Telemar é multada e Telelistas absolvida por uso de marca

A Agência Nacional de Telecomunicações (Anatel) multou a Telemar por erros na lista telefônica de 1999/2000. A operadora apresentou, indevidamente, o seu logotipo no cadastro oficial, editado pela Telelistas, dos usuários. O nome da Telemar foi expresso na capa da lista e o material foi apresentado como sendo de propriedade da operadora — o que seria proibido pelo regulamento de listas telefônicas obrigatórias gratuitas.

A Telelistas, por outro lado, vem sofrendo processos judiciais e sendo acusada em ações movidas por várias editoras de praticar concorrência desleal. Entre elas, o uso da marca da Telemar na lista obrigatória.

A decisão da Anatel de punir a Telemar, entretanto, não coincide com a posição da secretaria de Direito Econômico (SDE), que dia 03 de maio decidiu não proibir a Telelistas de usar a marca da operadora.

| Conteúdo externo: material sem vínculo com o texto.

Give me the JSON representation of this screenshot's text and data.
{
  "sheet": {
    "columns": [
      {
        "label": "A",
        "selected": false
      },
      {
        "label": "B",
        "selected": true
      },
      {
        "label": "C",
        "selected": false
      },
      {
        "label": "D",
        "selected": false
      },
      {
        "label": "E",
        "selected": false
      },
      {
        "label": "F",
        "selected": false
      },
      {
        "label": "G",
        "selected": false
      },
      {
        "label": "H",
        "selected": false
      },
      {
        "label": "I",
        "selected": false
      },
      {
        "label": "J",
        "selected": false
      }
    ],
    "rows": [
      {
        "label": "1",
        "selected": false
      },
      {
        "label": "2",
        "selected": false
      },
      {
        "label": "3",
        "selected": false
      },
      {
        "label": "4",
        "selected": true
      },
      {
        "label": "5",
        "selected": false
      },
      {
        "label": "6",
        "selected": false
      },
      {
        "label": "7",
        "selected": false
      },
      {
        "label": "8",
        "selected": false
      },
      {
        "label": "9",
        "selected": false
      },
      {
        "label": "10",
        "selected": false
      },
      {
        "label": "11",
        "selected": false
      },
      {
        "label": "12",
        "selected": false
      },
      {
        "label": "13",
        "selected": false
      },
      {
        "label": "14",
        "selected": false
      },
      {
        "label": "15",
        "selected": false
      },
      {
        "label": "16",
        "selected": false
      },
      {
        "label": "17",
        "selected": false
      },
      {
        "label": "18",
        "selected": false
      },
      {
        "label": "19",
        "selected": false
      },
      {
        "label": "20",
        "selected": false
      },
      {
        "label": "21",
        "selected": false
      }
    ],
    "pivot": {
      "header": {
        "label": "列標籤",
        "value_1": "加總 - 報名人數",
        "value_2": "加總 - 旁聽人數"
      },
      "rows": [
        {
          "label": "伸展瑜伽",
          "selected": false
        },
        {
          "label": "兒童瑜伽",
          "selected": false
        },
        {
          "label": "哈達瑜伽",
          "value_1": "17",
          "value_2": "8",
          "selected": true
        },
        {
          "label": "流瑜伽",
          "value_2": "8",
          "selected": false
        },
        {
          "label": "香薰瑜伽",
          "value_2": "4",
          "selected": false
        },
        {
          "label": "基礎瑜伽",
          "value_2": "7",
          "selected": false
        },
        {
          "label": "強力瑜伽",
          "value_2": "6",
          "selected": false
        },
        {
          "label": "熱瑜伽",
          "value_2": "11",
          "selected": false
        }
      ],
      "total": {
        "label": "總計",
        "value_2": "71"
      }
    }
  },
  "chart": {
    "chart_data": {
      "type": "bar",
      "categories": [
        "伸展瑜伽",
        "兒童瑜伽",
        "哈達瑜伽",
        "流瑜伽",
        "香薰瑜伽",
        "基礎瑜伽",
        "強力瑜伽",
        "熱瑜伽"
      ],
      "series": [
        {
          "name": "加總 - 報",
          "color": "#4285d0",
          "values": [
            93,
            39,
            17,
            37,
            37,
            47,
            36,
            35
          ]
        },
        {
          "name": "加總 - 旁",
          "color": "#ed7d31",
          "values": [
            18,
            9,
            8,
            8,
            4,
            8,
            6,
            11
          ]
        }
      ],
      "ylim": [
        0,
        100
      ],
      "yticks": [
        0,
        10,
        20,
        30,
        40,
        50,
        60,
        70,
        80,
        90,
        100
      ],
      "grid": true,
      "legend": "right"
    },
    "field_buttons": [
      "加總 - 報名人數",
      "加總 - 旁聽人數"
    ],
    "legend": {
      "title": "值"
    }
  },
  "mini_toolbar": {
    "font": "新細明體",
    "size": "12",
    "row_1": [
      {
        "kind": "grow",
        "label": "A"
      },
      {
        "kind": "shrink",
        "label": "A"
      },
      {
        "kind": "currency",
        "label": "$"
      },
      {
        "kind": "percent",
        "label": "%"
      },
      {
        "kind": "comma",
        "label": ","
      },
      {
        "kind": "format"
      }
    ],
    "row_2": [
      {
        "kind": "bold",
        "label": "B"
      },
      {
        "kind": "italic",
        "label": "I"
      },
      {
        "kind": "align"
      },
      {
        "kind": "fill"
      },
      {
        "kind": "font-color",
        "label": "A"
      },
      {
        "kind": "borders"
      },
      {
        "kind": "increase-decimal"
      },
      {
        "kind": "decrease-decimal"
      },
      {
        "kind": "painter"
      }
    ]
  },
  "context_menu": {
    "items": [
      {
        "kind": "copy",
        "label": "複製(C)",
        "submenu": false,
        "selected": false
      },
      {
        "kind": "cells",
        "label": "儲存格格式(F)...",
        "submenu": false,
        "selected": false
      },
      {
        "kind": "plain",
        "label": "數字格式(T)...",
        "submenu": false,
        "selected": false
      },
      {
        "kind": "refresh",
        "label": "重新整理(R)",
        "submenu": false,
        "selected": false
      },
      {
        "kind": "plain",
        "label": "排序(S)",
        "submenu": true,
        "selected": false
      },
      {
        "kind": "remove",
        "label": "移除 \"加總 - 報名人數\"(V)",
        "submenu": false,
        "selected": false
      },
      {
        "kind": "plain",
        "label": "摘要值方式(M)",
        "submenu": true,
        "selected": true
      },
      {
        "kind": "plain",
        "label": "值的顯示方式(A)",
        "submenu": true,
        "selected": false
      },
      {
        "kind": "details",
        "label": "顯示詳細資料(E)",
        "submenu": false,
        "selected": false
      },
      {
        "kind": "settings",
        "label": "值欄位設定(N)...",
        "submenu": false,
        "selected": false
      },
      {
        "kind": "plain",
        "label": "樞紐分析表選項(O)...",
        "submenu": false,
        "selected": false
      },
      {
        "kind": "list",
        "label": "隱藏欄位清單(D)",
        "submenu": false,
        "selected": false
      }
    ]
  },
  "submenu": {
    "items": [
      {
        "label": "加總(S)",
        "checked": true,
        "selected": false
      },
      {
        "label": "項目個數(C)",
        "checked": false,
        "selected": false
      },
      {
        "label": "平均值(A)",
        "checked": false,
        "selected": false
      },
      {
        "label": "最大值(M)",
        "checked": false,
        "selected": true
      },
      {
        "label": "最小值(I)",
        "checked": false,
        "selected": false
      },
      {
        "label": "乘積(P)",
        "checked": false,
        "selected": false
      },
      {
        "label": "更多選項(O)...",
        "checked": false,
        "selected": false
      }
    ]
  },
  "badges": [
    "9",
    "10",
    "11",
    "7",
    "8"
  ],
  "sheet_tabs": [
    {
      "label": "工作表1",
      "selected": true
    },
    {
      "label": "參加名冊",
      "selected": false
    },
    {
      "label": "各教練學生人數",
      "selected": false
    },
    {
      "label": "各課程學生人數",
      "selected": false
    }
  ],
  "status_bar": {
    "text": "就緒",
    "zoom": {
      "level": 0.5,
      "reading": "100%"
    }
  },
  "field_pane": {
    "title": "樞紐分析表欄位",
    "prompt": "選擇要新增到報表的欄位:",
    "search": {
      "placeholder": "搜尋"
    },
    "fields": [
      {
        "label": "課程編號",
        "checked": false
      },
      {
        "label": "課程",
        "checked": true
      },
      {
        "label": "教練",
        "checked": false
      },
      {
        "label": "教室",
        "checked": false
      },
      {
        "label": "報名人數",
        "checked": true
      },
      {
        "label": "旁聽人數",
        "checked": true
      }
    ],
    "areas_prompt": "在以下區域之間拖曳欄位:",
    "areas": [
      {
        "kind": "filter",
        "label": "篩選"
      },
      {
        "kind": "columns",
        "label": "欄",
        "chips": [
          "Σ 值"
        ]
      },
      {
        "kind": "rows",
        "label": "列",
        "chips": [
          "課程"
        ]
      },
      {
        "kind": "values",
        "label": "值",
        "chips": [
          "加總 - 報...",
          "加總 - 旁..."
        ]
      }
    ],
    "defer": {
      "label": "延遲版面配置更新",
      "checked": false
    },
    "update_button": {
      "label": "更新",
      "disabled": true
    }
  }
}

A empresa que denunciou o uso da marca foi a Listel, concorrente da Telelistas. Na mesma ação apresentada ao Conselho Administrativo de Defesa Econômica (Cade), no final de 2001, a Listel apontava outras supostas práticas irregulares, como a inserção de publicidade na lista obrigatória, a cobrança desse anúncio em conta telefônica emitida pela Telemar e a aquisição de maneira privilegiada do cadastro da operadora pela editora. “Esse conjunto de práticas da Telelistas passa ao assinante a percepção de que se trata de uma lista oficial da Telemar, o que causa desequilíbrio na concorrência com outras editoras”, afirma Carlos Guedes, diretor jurídico da Listel.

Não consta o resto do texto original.